Além de confrontos entre bandidos, a comunidade tem tem sido palco de denúncias envolvendo policiais, sendo o caso mais famoso o do pedreiro Amarildo de Souza, que desapareceu, em 2013, após ser levado para a sede da UPP.

Outra moradora, estudante universitária, mudou-se cedo para uma cidade do interior e retornou à Rocinha há cinco anos. Recentemente, fez intercâmbio em Omã e na Síria, e afirma que não há muita diferença entre o que viu no Oriente Médio e o que acontece em sua comunidade.

— Posso te dizer que a guerra lá é tão ruim quanto a situação aqui. Desde setembro, já caminhamos para quase 90 mortos — diz.

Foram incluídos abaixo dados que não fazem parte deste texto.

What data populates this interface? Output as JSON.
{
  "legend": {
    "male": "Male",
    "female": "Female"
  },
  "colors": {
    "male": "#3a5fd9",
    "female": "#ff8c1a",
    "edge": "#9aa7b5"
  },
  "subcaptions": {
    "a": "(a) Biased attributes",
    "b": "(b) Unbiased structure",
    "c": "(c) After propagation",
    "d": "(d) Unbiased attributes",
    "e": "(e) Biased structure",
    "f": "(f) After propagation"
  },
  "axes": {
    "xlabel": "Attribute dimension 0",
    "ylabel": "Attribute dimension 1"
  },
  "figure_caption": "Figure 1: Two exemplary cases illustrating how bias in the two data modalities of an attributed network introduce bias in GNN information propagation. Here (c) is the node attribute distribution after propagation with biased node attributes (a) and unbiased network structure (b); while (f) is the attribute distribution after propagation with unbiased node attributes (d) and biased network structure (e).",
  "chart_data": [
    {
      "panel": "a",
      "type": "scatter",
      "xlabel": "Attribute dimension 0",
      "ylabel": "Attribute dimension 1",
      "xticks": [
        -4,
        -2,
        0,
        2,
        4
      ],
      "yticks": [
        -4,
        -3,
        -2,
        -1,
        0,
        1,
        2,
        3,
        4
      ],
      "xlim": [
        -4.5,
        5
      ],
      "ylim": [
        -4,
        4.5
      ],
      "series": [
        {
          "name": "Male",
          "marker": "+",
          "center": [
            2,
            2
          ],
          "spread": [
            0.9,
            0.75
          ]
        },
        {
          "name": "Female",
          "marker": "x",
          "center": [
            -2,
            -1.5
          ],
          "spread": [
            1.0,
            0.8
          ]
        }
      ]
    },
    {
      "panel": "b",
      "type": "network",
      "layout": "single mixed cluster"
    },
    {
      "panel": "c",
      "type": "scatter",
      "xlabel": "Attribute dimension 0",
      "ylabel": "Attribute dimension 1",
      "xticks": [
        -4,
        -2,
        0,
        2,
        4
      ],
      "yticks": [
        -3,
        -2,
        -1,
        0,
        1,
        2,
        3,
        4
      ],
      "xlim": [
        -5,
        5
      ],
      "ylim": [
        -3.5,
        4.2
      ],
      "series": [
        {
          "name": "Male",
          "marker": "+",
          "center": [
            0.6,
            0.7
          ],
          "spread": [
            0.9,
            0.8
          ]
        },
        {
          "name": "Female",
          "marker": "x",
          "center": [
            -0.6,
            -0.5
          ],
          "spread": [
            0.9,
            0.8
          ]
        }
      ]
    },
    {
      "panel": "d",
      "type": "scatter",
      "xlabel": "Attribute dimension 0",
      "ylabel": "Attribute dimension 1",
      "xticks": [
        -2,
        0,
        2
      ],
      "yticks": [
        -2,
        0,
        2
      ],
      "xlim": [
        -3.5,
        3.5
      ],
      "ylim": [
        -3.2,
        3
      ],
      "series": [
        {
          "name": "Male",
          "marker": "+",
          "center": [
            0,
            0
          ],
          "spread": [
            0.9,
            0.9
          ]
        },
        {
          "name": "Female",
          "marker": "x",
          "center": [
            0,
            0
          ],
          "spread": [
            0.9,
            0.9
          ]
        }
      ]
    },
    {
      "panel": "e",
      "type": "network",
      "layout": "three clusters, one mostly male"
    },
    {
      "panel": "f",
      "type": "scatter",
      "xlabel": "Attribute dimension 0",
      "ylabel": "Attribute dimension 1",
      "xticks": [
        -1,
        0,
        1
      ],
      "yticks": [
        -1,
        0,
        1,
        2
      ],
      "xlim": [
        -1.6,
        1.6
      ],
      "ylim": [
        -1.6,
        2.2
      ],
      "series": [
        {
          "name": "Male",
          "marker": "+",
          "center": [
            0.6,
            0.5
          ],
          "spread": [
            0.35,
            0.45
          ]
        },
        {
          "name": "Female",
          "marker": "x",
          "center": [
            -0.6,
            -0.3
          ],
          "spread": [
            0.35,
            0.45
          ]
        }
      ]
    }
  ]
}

A jovem ainda não tem opinião formada a respeito da possibilidade de extinção da UPP. Diz que é preciso primeiro saber como seria, na prática, a transição que levaria à criação de um batalhão:

— A UPP é uma entidade muito subjetiva. Ela existe, mas para quem? Acho que na prática sua presença não interfere muito (na rotina).

Na Cidade de Deus, 2016 foi o marco

Na Cidade de Deus, a situação não é muito diferente, e a rotina de tiroteios começou há mais tempo. Segundo moradores, a Olimpíada marcou o fim do prazo de validade da UPP local. Fechamentos da Linha Amarela em consequência de tiroteios na comunidade também são tristemente frequentes. Na quinta-feira passada, houve mais um.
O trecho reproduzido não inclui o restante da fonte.